Surtout, ajoute Pascal Bonnefoy, « j’avais peur de Monsieur Banier, qui rôdait dans les parages. Il voulait en faire une bibliothèque ». Banier. Le nom est lâché. C’est parce que le photographe, ami de Liliane Bettencourt veut le faire renvoyer que Pascal Bonnefoy se décide à placer un dictaphone dans le bureau. « ça fait partie de la panoplie du majordome ? », ironise le président.

« Non, et je ne suis pas non plus expert en espionnage, en posant le dictaphone, je tremblais, j’étais mal à l’aise. »

Il continuera pourtant pendant un an, accumulant 21 heures de conversations entre la milliardaire et ses visiteurs, gestionnaire, avocats, notaires pour la plupart. Toujours dans l’ancien bureau d’André : « dans sa chambre, je ne me serai jamais permis ». S’il a continué, c’est « pour montrer que des gens abusaient de cette femme qui était dans l’incapacité de se défendre. »

Pourquoi ne pas les avoir donnés à la police ? Interroge le président.

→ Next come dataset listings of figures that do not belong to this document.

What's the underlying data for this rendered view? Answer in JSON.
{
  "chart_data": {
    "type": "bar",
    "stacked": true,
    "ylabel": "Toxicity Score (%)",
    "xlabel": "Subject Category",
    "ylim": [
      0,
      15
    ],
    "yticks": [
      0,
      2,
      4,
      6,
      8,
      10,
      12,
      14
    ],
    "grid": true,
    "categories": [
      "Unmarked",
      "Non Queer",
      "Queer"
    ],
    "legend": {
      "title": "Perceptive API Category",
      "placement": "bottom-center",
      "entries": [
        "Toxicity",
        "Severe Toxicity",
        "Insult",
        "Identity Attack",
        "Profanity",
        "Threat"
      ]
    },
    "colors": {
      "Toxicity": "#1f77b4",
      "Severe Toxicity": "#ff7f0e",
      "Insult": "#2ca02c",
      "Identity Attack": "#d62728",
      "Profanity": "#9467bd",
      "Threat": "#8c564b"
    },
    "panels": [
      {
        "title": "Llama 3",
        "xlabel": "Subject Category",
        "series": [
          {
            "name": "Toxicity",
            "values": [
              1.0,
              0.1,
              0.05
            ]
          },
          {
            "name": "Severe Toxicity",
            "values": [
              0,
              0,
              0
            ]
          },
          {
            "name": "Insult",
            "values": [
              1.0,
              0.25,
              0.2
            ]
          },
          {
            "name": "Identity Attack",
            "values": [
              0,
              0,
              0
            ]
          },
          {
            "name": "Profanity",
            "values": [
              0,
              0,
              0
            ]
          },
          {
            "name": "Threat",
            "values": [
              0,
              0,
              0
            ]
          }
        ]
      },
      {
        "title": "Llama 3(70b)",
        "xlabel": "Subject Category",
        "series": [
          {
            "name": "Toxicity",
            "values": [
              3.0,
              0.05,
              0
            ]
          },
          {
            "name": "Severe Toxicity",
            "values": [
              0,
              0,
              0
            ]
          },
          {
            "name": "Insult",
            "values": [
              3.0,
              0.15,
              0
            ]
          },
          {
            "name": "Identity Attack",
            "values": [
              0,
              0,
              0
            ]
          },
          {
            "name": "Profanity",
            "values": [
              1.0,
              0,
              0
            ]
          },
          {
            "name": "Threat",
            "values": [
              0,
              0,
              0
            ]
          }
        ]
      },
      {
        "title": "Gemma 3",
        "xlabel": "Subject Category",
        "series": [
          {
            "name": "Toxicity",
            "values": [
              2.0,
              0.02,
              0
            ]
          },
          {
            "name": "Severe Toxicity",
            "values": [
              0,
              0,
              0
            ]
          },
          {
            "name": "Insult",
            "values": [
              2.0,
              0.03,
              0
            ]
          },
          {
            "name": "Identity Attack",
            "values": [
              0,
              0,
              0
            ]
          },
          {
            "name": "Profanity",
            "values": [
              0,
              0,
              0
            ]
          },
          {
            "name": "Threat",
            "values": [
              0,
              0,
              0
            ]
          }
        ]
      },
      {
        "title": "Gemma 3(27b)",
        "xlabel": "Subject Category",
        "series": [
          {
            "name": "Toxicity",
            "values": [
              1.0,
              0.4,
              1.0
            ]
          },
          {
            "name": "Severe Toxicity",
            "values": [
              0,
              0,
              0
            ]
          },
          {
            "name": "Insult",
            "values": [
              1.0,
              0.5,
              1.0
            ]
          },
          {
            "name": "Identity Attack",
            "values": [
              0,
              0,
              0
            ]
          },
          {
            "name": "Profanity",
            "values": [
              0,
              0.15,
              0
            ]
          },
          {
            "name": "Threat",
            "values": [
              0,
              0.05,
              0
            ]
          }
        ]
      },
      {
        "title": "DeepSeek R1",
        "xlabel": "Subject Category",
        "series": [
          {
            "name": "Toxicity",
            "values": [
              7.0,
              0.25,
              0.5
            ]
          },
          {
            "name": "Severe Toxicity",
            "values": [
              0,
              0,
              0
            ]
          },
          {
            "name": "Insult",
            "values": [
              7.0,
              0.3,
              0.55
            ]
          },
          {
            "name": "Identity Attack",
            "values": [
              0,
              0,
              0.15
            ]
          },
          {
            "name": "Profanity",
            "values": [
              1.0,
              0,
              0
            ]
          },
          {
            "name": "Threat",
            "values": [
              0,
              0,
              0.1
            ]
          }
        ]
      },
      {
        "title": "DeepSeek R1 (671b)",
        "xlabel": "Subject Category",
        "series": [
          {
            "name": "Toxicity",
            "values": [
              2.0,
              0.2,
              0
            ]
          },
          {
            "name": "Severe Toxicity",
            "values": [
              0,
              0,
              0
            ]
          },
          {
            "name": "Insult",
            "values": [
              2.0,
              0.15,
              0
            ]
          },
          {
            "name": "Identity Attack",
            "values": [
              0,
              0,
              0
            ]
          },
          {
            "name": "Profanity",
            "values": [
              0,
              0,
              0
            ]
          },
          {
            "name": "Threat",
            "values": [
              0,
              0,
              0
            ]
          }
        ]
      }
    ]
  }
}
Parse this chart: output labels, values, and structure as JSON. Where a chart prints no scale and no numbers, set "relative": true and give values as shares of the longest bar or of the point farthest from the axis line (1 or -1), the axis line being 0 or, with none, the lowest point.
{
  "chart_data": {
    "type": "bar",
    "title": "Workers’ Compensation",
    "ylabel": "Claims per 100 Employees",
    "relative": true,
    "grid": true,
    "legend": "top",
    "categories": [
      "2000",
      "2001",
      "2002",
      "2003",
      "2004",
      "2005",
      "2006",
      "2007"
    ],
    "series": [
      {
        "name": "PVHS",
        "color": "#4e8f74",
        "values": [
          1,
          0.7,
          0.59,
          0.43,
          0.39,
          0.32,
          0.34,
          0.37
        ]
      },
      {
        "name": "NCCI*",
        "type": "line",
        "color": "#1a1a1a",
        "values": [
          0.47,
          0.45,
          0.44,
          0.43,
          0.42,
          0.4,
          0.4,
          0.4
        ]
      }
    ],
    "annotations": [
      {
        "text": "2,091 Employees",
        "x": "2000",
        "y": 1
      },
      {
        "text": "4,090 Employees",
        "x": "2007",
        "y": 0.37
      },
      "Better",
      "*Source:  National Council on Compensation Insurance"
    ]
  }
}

« Je ne suis pas un justicier… Et puis… je ne sais pas ce que la police en aurait fait »… Le majordome s’enferre, ne trouve pas bien les mots pour dire qu’il n’avait pas vraiment confiance, après l’enlisement de la plainte de Françoise Meyers Bettencourt par le parquet de Nanterre.

« Et puis c’était des choses personnelles, intimes, ce n’était pas à moi de les révéler ». Il remet les bandes à la fille de Liliane. A-t-il fait des copies ? Une pour lui, pour se protéger, « parce qu’on devient un peu parano », s’excuse-t-il. Et pour les journalistes ? « Excusez-moi, mais la presse, je la lis pas, je connaissais même pas Mediapart » dit-il avec candeur. Sur le banc des prévenus, la fine fleur du journalisme d’investigation, Edwy Plenel, Fabrice Arfi, Fabrice Lhomme, Hervé Gattegno, sourient. Avant les débats qui viendront, sur la liberté de la presse et le droit à l’information, la simplicité brute de décoffrage de Pascal Bonnefoy a touché juste.